- The FDA has approved Keytruda for the secondary treatment of melanoma after patients have failed therapy with Bristol-Myers Squibb’s Yervoy (ilipimumab).
- Keytruda will cost roughly $12,000 per month and require an average treatment time of six months.
- Keytruda is the first-ever PD-1 inhibitor approved by the FDA.
Earlier this week, Biopharma Dive asked, “Does this month mark the beginning of a new era in cancer care?” The answer: Yes. And faster than we thought.

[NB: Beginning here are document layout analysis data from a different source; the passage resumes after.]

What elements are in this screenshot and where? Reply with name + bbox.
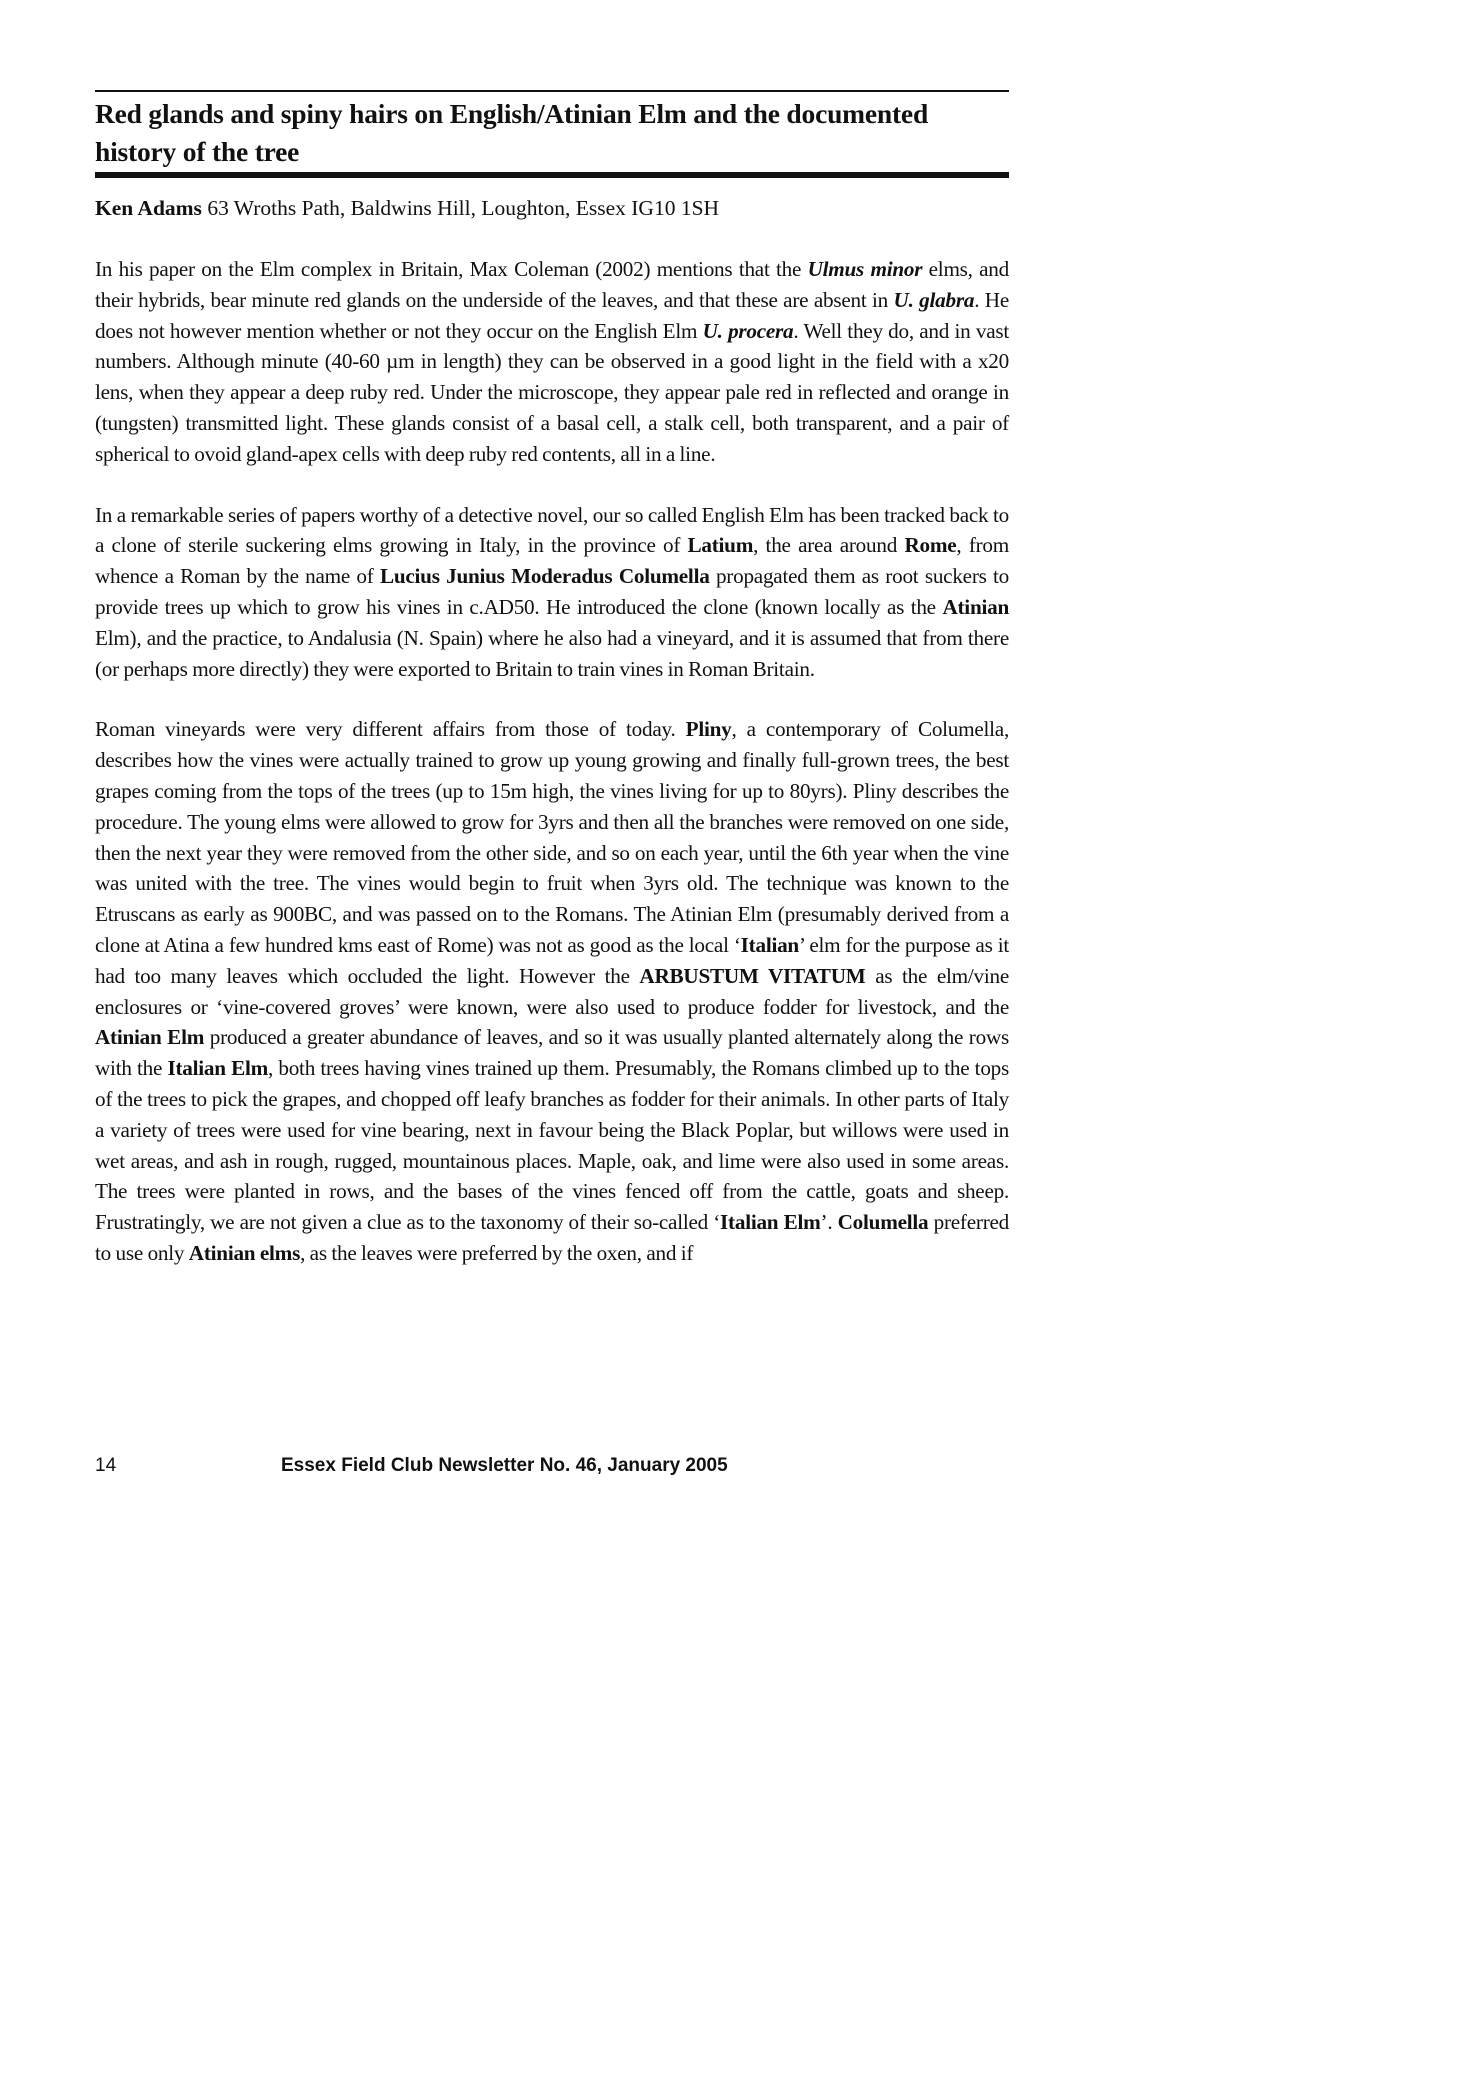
bold-term: Rome <box>904 533 957 558</box>
species-name: U. glabra <box>893 287 975 312</box>
bold-term: Pliny <box>685 717 732 742</box>
text-run: . He does not however mention whether or not they occur on the English Elm <box>95 287 1009 343</box>
article-body <box>95 254 1009 1269</box>
bold-term: ARBUSTUM VITATUM <box>639 963 866 988</box>
author-line <box>95 193 1009 223</box>
text-run: In a remarkable series of papers worthy of a detective novel, our so called English Elm has been tracked back to a clone of sterile suckering elms growing in Italy, in the province of <box>95 502 1009 558</box>
species-name: Ulmus minor <box>807 257 923 281</box>
bold-term: Atinian <box>942 594 1009 619</box>
title-top-rule <box>95 90 1009 92</box>
text-run: Elm), and the practice, to Andalusia (N. Spain) where he also had a vineyard, and it is assumed that from there (or perhaps more directly) they were exported to Britain to train vines in Roman Britain. <box>95 625 1009 681</box>
text-run: as the elm/vine enclosures or ‘vine-covered groves’ were known, were also used to produce fodder for livestock, and the <box>95 963 1009 1019</box>
title-bottom-rule <box>95 172 1009 178</box>
text-run: , the area around <box>753 533 905 558</box>
text-run: , as the leaves were preferred by the oxen, and if <box>300 1240 694 1265</box>
bold-term: Columella <box>837 1210 929 1235</box>
text-run: , both trees having vines trained up them. Presumably, the Romans climbed up to the tops of the trees to pick the grapes, and chopped off leafy branches as fodder for their animals. In other parts of Italy a variety of trees were used for vine bearing, next in favour being the Black Poplar, but willows were used in wet areas, and ash in rough, rugged, mountainous places. Maple, oak, and lime were also used in some areas. The trees were planted in rows, and the bases of the vines fenced off from the cattle, goats and sheep. Frustratingly, we are not given a clue as to the taxonomy of their so-called ‘ <box>95 1056 1010 1235</box>
text-run: propagated them as root suckers to provide trees up which to grow his vines in c.AD50. He introduced the clone (known locally as the <box>95 564 1009 619</box>
text-run: preferred to use only <box>95 1210 1009 1265</box>
paragraph-roman-vineyards <box>95 714 1009 1268</box>
page-number: 14 <box>95 1455 117 1476</box>
text-run: produced a greater abundance of leaves, and so it was usually planted alternately along the rows with the <box>95 1025 1009 1081</box>
author-name: Ken Adams <box>95 196 202 220</box>
bold-term: Atinian elms <box>188 1240 301 1265</box>
text-run: In his paper on the Elm complex in Britain, Max Coleman (2002) mentions that the <box>95 257 808 281</box>
text-run: , a contemporary of Columella, describes how the vines were actually trained to grow up young growing and finally full-grown trees, the best grapes coming from the tops of the trees (up to 15m high, the vines living for up to 80yrs). Pliny describes the procedure. The young elms were allowed to grow for 3yrs and then all the branches were removed on one side, then the next year they were removed from the other side, and so on each year, until the 6th year when the vine was united with the tree. The vines would begin to fruit when 3yrs old. The technique was known to the Etruscans as early as 900BC, and was passed on to the Romans. The Atinian Elm (presumably derived from a clone at Atina a few hundred kms east of Rome) was not as good as the local ‘ <box>95 717 1010 957</box>
paragraph-red-glands <box>95 254 1009 470</box>
paragraph-history <box>95 500 1009 685</box>
bold-term: Lucius Junius Moderadus Columella <box>379 564 710 589</box>
text-run: , from whence a Roman by the name of <box>95 533 1010 589</box>
bold-term: Latium <box>687 533 754 558</box>
bold-term: Atinian Elm <box>95 1025 205 1050</box>
text-run: ’ elm for the purpose as it had too many leaves which occluded the light. However the <box>95 932 1009 988</box>
text-run: ’. <box>820 1210 838 1235</box>
publication-footer: Essex Field Club Newsletter No. 46, January 2005 <box>281 1455 728 1476</box>
bold-term: Italian Elm <box>720 1210 821 1235</box>
bold-term: Italian Elm <box>167 1056 268 1081</box>
text-run: elms, and their hybrids, bear minute red glands on the underside of the leaves, and that these are absent in <box>95 257 1009 312</box>
species-name: U. procera <box>702 318 794 343</box>
text-run: . Well they do, and in vast numbers. Although minute (40-60 µm in length) they can be observed in a good light in the field with a x20 lens, when they appear a deep ruby red. Under the microscope, they appear pale red in reflected and orange in (tungsten) transmitted light. These glands consist of a basal cell, a stalk cell, both transparent, and a pair of spherical to ovoid gland-apex cells with deep ruby red contents, all in a line. <box>95 318 1009 466</box>
text-run: Roman vineyards were very different affairs from those of today. <box>95 717 686 742</box>
article-title: Red glands and spiny hairs on English/Atinian Elm and the documented history of the tree <box>95 98 929 167</box>
author-address: 63 Wroths Path, Baldwins Hill, Loughton, Essex IG10 1SH <box>207 196 720 220</box>
bold-term: Italian <box>740 932 799 957</box>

But while there is widespread excitement about a new era of immunotherapy in which PD-1 inhibitors are available as relatively benign treatments that exert a powerful immune-boosting therapeutic effect, the issue of price promises to be contentious. In addition to the baseline 6-month, $75,000 cost of Keytruda, the treatment equation must include the costs of Yervoy and Zelboraf/Tafinlar (vemurafanib/dabrafenib) -- bringing total treatment costs as high as $150,000 for a patient with advanced melanoma.
Merck's ultimate goal, of course, is to advance Keytruda to first-line treatment status. Currently, second-line treatment requires previous treatment with Yervoy, and if a patient has a specific gene mutation -- BRAF V600 -- previous treatment with both Yervoy and either Roche’s Zelboraf or GSK’s Tafinlar is required.
Despite these restrictions, today is a big day as the field of oncologic immunotherapy takes a huge leap forward. And there’s more to come. Not only are other companies' PD-1 drugs advancing rapidly through the approval process -- Merck is studying the use of Keytruda in more than 30 different types of cancer.